Au fond, dans cette affaire, on confond opinions et principes. On compare des choses incomparables, à savoir d’un côté le jugement que chacun porte sur la personnalité de ce monsieur (oh mais quel goujat!), sous fond d’hostilité grandissante envers l’Islam, et de l’autre, la décision qu’a prise une juge sur un contrat entre deux personnes, qui en sont d’ailleurs toutes deux satisfaites!

P.S. Contrairement à ce qu’on tente de faire croire, ce n’est nullement Libération qui a révélé l’affaire, mais le petit quotidien régional Nord Eclair.

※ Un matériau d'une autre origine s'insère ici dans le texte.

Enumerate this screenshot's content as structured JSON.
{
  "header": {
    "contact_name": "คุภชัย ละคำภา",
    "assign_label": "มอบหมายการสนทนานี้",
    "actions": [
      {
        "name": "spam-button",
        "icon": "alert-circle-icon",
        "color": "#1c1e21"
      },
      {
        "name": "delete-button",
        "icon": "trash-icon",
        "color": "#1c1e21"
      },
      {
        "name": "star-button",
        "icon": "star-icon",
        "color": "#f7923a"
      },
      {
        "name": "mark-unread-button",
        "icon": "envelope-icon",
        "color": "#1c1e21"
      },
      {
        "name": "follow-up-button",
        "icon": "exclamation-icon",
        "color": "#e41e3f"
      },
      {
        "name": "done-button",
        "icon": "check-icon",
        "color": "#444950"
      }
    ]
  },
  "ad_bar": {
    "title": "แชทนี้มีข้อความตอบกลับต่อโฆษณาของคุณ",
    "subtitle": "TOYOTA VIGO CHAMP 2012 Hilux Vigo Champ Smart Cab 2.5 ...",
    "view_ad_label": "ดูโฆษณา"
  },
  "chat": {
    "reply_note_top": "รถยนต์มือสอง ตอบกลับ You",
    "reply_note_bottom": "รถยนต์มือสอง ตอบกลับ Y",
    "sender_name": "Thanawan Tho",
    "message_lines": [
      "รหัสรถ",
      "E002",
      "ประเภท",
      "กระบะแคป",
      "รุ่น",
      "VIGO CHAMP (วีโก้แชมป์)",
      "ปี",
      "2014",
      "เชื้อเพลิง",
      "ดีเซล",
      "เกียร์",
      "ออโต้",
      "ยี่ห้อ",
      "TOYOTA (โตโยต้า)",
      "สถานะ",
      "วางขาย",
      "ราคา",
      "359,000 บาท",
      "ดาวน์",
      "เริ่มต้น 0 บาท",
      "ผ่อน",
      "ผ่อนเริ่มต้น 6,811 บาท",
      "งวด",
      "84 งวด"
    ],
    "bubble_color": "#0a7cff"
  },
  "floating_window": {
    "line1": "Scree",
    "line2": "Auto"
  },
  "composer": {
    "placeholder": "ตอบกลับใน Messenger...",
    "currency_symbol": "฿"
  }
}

Voilà, justice est rendue!

P.P.S : Voilà que le PS veut déposer une proposition de loi pour que les méchants musulmans ne puissent plus imposer cette barbarie à leurs femmes : « Il y a à l’évidence nécessité d’une réflexion juridique et d’une modification de la loi quand une telle décision de droit conduit à une telle régression », a déclaré le porte-parole du PS, Bruno Le Roux. La loi doit protéger certains, mais pas tous! Faut pas pousser, hein!